Defaults to `undefined`.
#### Escaping options: `table`
Defaults to `false`, i.e. table pipes are not escaped. If enabled, rendering of table
delimiter rows is suppressed by escaping its pipes and all pipes are escaped when in
table context.
#### Escaping options: `linkTitle`
Suboptions:
- `delimiters`: array of allowed delimiter to be chosen from or a single delimiter.
Delimiters are `"`, `'` and `()`. When more delimiters are allowed, GfmEscape picks
the least interferring one. The picked delimiter is returned in metadata, as shown
in the example above.
- `alwaysEscapeDelimiters`: array of delimiters that are always escaped.
## GFM escaping details
Terminology:
- *cmAutolink* - CommonMark [autolink](https://spec.commonmark.org/0.29/#autolinks)
- *cmUriAutolink* - CommonMark [URI autolink](https://spec.commonmark.org/0.29/#uri-autolink)
- *cmEmailAutolink* - CommonMark [email autolink](https://spec.commonmark.org/0.29/#email-autolink)
- *extAutolink* - GFM [extended autolink](https://github.github.com/gfm/#autolinks-extension-)
- *extWebAutolink* - GFM extended url or www autolink
- *extUrlAutolink* - GFM [extended url autolink](https://github.github.com/gfm/#extended-url-autolink)
- *extWwwAutolink* - GFM [extended www autolink](https://github.github.com/gfm/#extended-www-autolink)
- *extEmailAutolink* - GFM [extended email autolink](https://github.github.com/gfm/#extended-email-autolink)
Specs:
- [CommonMark](https://spec.commonmark.org/)
- [GFM](https://github.github.com/gfm/)
Reference implementations examined:
- [cmark-gfm](https://github.com/github/cmark-gfm)
## Implementation notes
### Remarks on cmark-gfm library
While [cmark-gfm](https://github.com/github/cmark-gfm) is somewhat a reference
implementation of GFM Spec, we have found a few interesting details...

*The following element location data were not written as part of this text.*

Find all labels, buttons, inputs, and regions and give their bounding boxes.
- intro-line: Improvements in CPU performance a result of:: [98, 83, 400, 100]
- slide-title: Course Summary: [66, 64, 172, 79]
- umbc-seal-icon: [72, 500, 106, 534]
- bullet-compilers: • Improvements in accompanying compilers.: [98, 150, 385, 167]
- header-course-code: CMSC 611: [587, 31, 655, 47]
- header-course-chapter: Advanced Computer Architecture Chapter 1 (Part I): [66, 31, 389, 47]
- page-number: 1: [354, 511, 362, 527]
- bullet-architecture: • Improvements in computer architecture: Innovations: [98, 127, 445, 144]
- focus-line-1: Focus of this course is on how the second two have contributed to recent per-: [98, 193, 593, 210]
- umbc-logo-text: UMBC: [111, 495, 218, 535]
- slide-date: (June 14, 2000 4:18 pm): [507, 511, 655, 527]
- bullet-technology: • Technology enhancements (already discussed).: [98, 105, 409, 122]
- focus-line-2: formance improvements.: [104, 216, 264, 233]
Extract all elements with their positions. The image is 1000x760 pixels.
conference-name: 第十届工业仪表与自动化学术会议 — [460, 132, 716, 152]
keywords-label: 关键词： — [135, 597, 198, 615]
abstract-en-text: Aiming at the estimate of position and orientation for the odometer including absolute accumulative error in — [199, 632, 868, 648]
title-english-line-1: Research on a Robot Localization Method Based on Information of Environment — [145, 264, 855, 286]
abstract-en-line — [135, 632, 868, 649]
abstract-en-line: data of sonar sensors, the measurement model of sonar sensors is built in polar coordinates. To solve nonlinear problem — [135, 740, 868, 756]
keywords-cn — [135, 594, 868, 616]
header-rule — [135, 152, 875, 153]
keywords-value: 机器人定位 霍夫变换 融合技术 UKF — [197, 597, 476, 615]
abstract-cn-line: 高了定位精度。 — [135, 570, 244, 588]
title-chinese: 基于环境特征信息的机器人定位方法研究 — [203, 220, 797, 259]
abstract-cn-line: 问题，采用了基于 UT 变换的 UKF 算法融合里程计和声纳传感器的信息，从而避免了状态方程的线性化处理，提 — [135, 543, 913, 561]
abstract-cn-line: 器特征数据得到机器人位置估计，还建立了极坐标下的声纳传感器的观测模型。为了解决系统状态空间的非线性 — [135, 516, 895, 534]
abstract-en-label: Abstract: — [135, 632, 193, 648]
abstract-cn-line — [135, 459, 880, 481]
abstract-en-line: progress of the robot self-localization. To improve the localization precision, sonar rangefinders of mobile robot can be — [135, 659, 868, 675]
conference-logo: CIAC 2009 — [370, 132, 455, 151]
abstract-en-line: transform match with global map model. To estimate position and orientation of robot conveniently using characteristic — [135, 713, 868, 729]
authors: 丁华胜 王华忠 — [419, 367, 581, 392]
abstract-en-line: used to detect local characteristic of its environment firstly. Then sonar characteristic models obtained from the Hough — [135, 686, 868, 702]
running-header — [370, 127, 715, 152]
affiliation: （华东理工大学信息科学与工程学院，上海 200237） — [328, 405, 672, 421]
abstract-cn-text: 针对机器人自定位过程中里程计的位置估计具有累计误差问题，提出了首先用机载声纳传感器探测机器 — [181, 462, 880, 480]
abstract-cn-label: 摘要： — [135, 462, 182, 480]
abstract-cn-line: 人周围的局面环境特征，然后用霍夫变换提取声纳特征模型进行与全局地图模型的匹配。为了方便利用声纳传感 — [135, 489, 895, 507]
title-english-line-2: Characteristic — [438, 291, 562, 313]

- `cmark_gfm-001`: Contrary to the GFM spec stating _All such recognized autolinks
can only come at the beginning of a line, after whitespace, or any of the
delimiting characters \*, \_, \~, and (_, it seems this applies just to extended
www autolinks in cmark-gfm. E.g. `.https://orchi.tech` is recognized as an
autolink by this library. We follow this.
- `cmark_gfm-002`: Contrary to the GFM spec, extended autolinks in cmark-gfm do
not treat `[\v\f]` as space, while CM autolinks do. We follow this.

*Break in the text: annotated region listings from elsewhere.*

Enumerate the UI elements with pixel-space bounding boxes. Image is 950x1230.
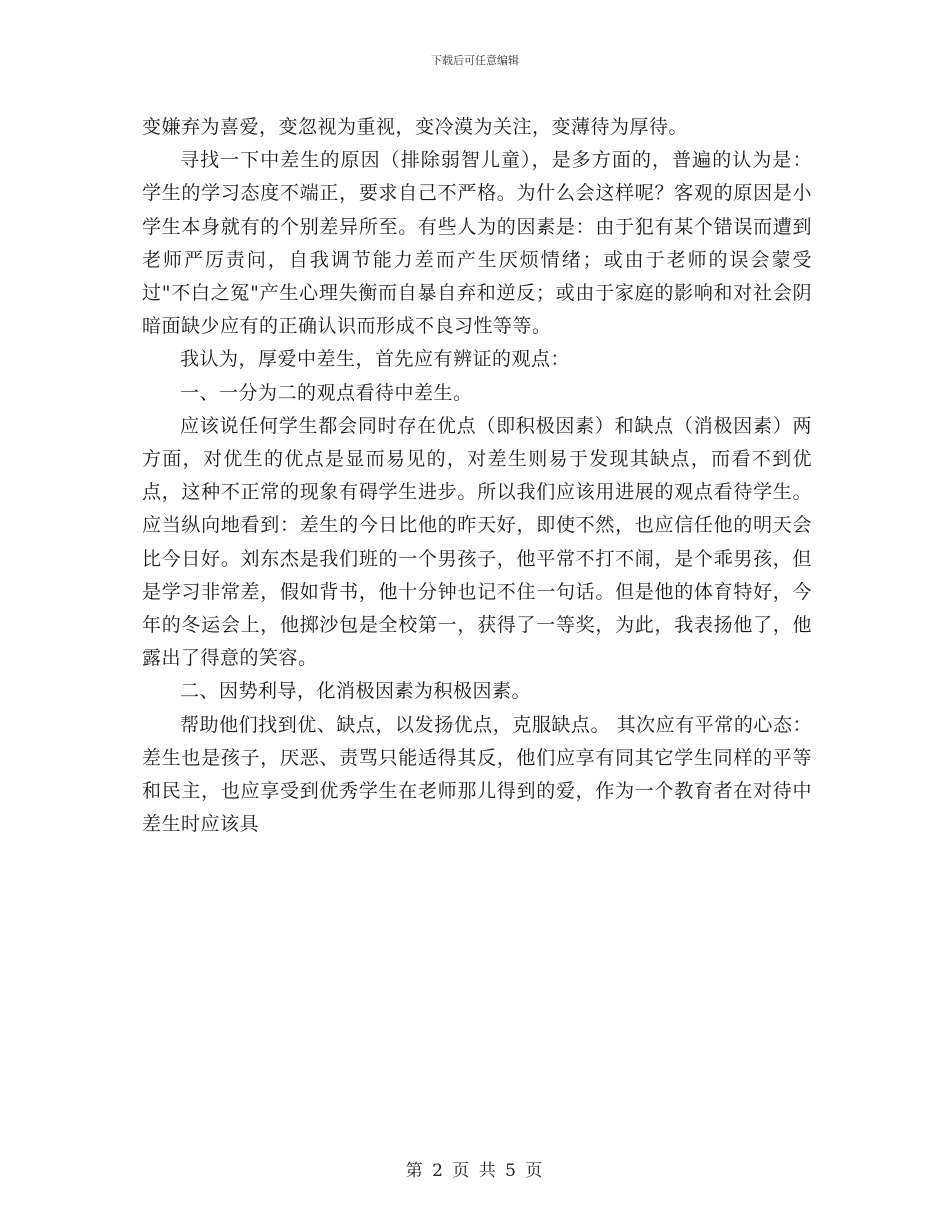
section-heading-2: 二、因势利导，化消极因素为积极因素。	[180, 680, 532, 703]
document-body	[142, 111, 812, 841]
paragraph-2: 寻找一下中差生的原因（排除弱智儿童），是多方面的，普遍的认为是：学生的学习态度不端正，要求自己不严格。为什么会这样呢？客观的原因是小学生本身就有的个别差异所至。有些人为的因素是：由于犯有某个错误而遭到老师严厉责问，自我调节能力差而产生厌烦情绪；或由于老师的误会蒙受过"不白之冤"产生心理失衡而自暴自弃和逆反；或由于家庭的影响和对社会阴暗面缺少应有的正确认识而形成不良习性等等。	[142, 149, 812, 338]
page-number-footer: 第 2 页 共 5 页	[405, 1161, 545, 1181]
section-heading-1: 一、一分为二的观点看待中差生。	[180, 381, 473, 404]
page-header-note: 下载后可任意编辑	[431, 54, 519, 67]
paragraph-5: 帮助他们找到优、缺点，以发扬优点，克服缺点。 其次应有平常的心态：差生也是孩子，厌恶、责骂只能适得其反，他们应享有同其它学生同样的平等和民主，也应享受到优秀学生在老师那儿得到的爱，作为一个教育者在对待中差生时应该具	[142, 713, 812, 836]
paragraph-3: 我认为，厚爱中差生，首先应有辨证的观点：	[180, 348, 571, 371]
paragraph-1: 变嫌弃为喜爱，变忽视为重视，变冷漠为关注，变薄待为厚待。	[142, 116, 689, 138]
paragraph-4: 应该说任何学生都会同时存在优点（即积极因素）和缺点（消极因素）两方面，对优生的优点是显而易见的，对差生则易于发现其缺点，而看不到优点，这种不正常的现象有碍学生进步。所以我们应该用进展的观点看待学生。应当纵向地看到：差生的今日比他的昨天好，即使不然，也应信任他的明天会比今日好。刘东杰是我们班的一个男孩子，他平常不打不闹，是个乖男孩，但是学习非常差，假如背书，他十分钟也记不住一句话。但是他的体育特好，今年的冬运会上，他掷沙包是全校第一，获得了一等奖，为此，我表扬他了，他露出了得意的笑容。	[142, 414, 812, 670]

- `cmark_gfm-003`: cmark-gfm considers `<` as valid for autolink detection and
trims the resulting link afterwards. So `https://or_chi.tech.<` leads to
autolinking of `https://or_chi.tech`, although this wouldn't form autolink
without the trailing `<`. We follow this, but non-explicit extended autolink
transformations would break the autolink detection - which is probaly good.
E.g. with the default settings, `https://or_chi.tech.<` leads to
`https://or_chi.tech.<` (wouldn't be detected as extended autolink by
cmark-gfm), while `https://or_chi.tech.<~` leads to
`<https://or_chi.tech>\<\~` (forced CM autolink).
- `cmark_gfm-004`: GFM spec says _If an autolink ends in a semicolon (;), we
check to see if it appears to resemble an entity reference; if the preceding
text is & followed by one or more alphanumeric characters. If so, it is
excluded from the autolink..._ Alphabetic references cmark-gfm
- `cmark_gfm-005`: Backslash escape in link destination, e.g.
`[foo](http://orchi.tech/foo\_bar)` does not prevent entity reference
from interpreting in rendered HTML. We use entity encoding instead, i.e. `&`.
The same applies to link titles.
## TODO
- Minification for browsers.
- Complete and polish implementation remarks.